I have a basic question; sorry, it might be very silly and generic, but is very important for our knowledge. How is the C/C++ generated code implemented for parallel (AND) states? Does it implement them using multi-threaded approach?
I have generated C source code for a simple scenario, only 2 parallel states, as shown in this figure. It is a complicated code even for this simple scenario, but I did not see any threading basis on it.

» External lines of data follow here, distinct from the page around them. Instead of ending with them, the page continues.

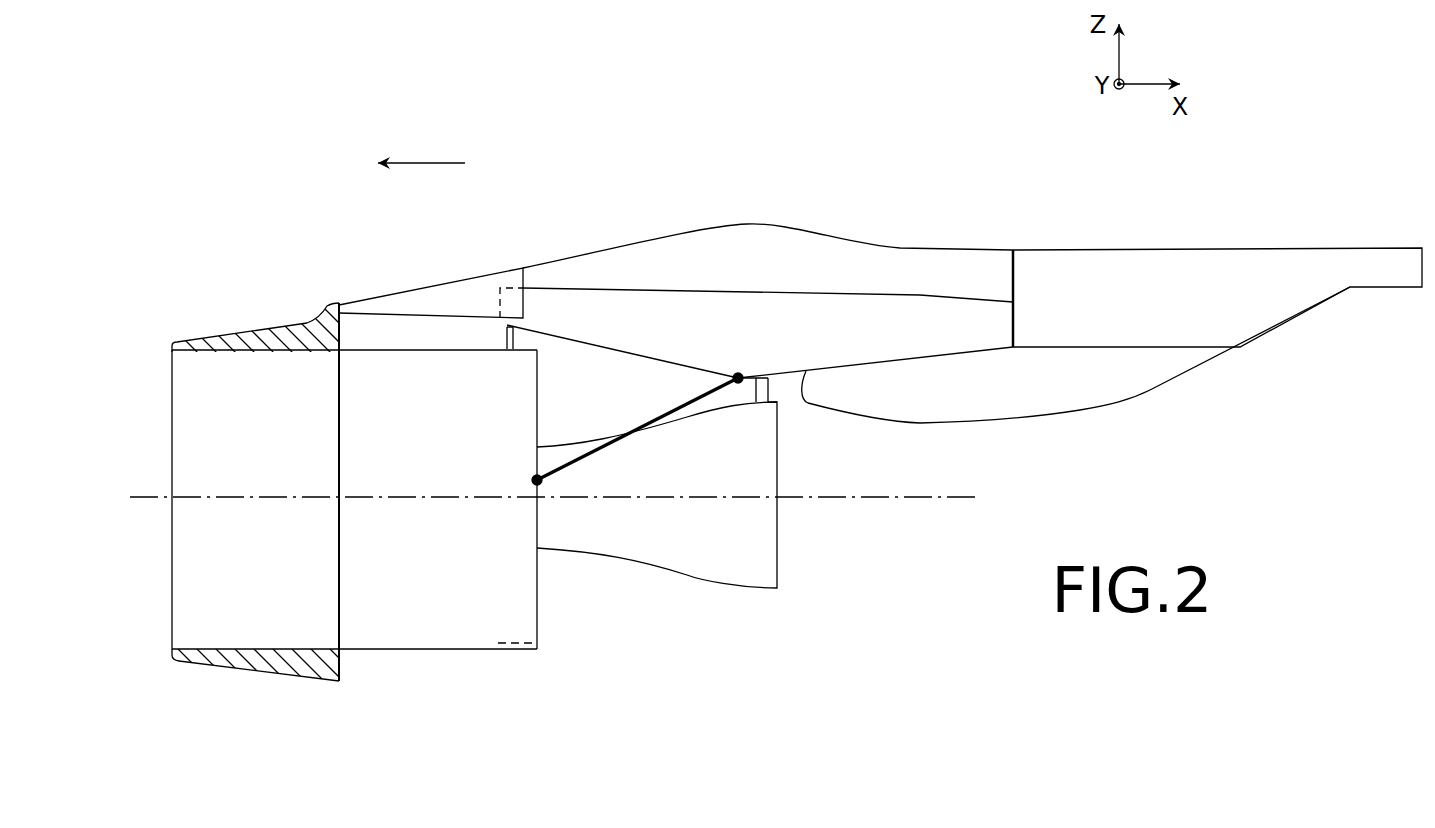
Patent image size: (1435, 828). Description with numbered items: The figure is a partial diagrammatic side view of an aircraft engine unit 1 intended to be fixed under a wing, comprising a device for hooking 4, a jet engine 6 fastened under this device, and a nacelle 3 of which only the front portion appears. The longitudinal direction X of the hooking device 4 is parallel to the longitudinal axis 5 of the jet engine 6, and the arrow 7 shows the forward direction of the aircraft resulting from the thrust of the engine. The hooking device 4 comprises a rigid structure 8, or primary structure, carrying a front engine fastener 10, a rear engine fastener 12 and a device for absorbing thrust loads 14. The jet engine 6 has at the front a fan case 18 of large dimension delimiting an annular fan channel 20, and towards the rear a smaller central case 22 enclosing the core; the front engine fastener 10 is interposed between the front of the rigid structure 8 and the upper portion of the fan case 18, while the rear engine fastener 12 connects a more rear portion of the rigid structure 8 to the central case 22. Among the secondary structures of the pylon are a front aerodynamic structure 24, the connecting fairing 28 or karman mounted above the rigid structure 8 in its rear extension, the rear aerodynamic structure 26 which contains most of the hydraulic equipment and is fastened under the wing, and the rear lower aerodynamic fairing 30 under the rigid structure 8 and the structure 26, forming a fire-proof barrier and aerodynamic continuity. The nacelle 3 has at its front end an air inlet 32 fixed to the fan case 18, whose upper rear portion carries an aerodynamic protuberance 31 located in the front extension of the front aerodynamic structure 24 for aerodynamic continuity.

The engine unit 1 is at (262, 410).
The nacelle 3 is at (255, 275).
The device for hooking 4 is at (768, 190).
The longitudinal axis 5 is at (148, 499).
The engine 6 is at (422, 657).
The arrow 7 is at (423, 162).
The rigid structure 8 is at (919, 302).
The front engine fastener 10 is at (497, 340).
The rear engine fastener 12 is at (770, 388).
The device for absorbing thrust loads 14 is at (606, 452).
The fan case 18 is at (353, 392).
The annular fan channel 20 is at (540, 643).
The central case 22 is at (580, 552).
The front aerodynamic structure 24 is at (467, 274).
The rear aerodynamic structure 26 is at (1118, 262).
The connecting fairing 28 is at (832, 240).
The rear lower aerodynamic fairing 30 is at (1104, 406).
The aerodynamic protuberance 31 is at (323, 322).
The air inlet 32 is at (190, 347).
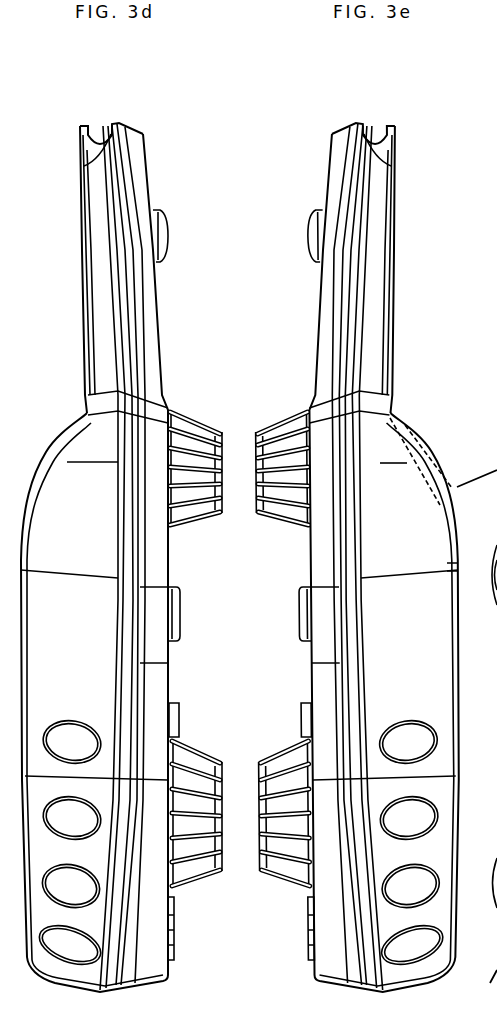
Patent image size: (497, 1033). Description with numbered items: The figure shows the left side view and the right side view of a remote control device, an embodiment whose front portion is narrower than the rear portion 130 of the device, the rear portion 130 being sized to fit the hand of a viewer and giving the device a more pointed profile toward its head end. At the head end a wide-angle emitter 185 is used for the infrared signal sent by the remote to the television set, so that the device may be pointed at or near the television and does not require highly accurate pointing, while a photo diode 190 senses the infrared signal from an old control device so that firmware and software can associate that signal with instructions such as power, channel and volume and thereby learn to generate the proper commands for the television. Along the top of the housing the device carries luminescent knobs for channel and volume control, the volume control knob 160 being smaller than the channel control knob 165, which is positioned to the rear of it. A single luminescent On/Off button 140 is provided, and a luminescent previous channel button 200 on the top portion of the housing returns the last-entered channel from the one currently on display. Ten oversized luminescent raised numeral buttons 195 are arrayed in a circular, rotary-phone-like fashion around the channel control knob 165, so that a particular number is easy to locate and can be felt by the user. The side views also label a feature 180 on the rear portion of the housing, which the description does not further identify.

In FIG. 3E, the rear portion 130 is at (477, 726).
In FIG. 3D, the On/Off button 140 is at (180, 228).
In FIG. 3E, the On/Off button 140 is at (303, 228).
In FIG. 3D, the volume control knob 160 is at (210, 418).
In FIG. 3E, the volume control knob 160 is at (277, 418).
In FIG. 3D, the channel control knob 165 is at (210, 752).
In FIG. 3E, the channel control knob 165 is at (277, 752).
In FIG. 3E, the opening 180 is at (415, 940).
In FIG. 3D, the wide-angle emitter 185 is at (103, 122).
In FIG. 3E, the photo diode 190 is at (372, 127).
In FIG. 3D, the numeral buttons 195 is at (178, 942).
In FIG. 3E, the numeral buttons 195 is at (298, 945).
In FIG. 3D, the previous channel button 200 is at (182, 615).
In FIG. 3E, the previous channel button 200 is at (290, 603).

You are confusing parallelism with concurrency. In simulink terms all parallel states with be executed in a single time-step. This is acceptable in simulation but not for code generation for a real-time system when you might want to make full use of multiple execution cores. This also applies to simulink blocks in general. Asynchronous blocks (with different sample rates) and parallel states execute sequentially on the same thread (in the step function). The only thing you have any control over is the order of execution. See below:
http://uk.mathworks.com/help/stateflow/ug/execution-order-for-parallel-states.html
For example, here is the generated code for the parallel states below:
Note that in the step() function on line 13 & 15 the output is assigned according to the order in stateflow.
You might want to consider PCT (Parallel Computing Toolbox) to see if it supports your needs.
http://uk.mathworks.com/solutions/parallel-computing/index.html
Alternatively, depending on the target hardware you might find it suitable to manually write source code using C11 std::thread 's and bring that into your simulation using s-function's and/or legacy code tool.